I am working on a SaaS application using AWS MySQL.

The application is for multiple organizations. We use the same database and tables to store multiple org data. We store org_id in most of the tables and use this in select, update and delete queries as where org_id = ? .

DB Model

  • Organization

    org_id
    
  • User

    user_id
    org_id
    
  • client

    client_id
    org_id
    
  • client_contact

    client_id
    phone_number
    phone_type
    
  • project

    project_id
    org_id
    
  • user_project

    project_id
    user_id
    

The data is growing rapidly and we need to shard the data. We have customers from all over the world.

If I use a different sharding id for different table, then a join might happen across the nodes. For example, for user, sharding can be on shard_id and for client, sharding can be on client_id and for project, sharding can be on project_id. Here, the problem would be joining project and user. The user_id and project_id might be on different nodes and join will happen across nodes.
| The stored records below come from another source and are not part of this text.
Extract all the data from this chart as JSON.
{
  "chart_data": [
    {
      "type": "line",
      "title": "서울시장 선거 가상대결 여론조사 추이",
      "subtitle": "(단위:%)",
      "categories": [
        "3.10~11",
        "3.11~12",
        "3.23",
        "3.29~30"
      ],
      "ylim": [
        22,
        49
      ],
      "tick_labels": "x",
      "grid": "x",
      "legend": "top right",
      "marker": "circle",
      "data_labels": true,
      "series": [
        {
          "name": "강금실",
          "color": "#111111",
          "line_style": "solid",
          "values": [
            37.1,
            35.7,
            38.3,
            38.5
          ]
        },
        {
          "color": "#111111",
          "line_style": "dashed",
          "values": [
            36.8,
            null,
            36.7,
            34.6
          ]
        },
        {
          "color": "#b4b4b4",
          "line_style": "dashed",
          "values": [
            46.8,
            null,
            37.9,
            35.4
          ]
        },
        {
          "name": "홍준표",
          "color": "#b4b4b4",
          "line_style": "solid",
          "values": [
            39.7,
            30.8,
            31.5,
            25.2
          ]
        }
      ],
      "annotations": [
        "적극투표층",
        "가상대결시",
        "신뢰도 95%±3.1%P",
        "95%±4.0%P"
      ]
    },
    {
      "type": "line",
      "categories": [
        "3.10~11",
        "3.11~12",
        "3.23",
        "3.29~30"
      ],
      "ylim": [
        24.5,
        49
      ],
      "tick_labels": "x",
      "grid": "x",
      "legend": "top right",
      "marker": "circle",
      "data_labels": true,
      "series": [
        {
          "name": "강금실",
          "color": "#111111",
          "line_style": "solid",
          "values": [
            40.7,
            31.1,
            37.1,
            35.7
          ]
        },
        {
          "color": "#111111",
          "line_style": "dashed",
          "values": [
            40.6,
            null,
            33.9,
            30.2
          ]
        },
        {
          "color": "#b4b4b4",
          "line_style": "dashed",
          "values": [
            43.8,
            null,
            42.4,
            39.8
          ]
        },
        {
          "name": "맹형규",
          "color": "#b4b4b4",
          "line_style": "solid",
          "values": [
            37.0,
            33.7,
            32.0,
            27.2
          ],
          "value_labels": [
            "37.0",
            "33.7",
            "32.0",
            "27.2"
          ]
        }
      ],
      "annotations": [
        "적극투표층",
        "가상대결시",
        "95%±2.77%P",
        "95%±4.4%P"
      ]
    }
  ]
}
What is the best approach here? I am thinking of sharding based on org_id as I store org_id in most of the tables.

I see two problems here:

  1. A few child tables don't store org_id as the parent table is storing. Do I need to store the org_id in all the tables?
  2. Some orgs might have more data and load which might lead to a hot spot and more storage on a particular node. Is it possible scale a particular node alone with AWS RDS?

Please suggest the best approach.

Note Each org might have up to 500,000 records in any table with around 10 columns. We could reach more than 5,000 organizations in 6 months. 500,000 multiplied by 5,000 orgs will reach 2.5 billion records.

Best Answer

(Not yet an answer, but some more steps toward understanding the task enough to provide an answer.)

2.5 billion rows will fit on a single machine. (Perhaps 400GB, including ancillary tables.) Have you determined that the activity will exceed a single server's capabilities?

  1. Which table is the biggest? (Please list the 3 largest and their projected sizes. Also, please provide the full SHOW CREATE TABLE for each of them -- We need to consider shrinking their datatypes.)
  2. Which column(s) in that table seem reasonable for sharding?
  3. If you shard on that column, what other tables will also be split up?
  4. Ignoring for the moment, provide the 6 most common SELECTs with JOINs and multi-table Updates/Deletes.
  5. Which tables will be needed for JOINs? Are they small enough to simply maintain copies of them in each shard? How complex will that maintenance be?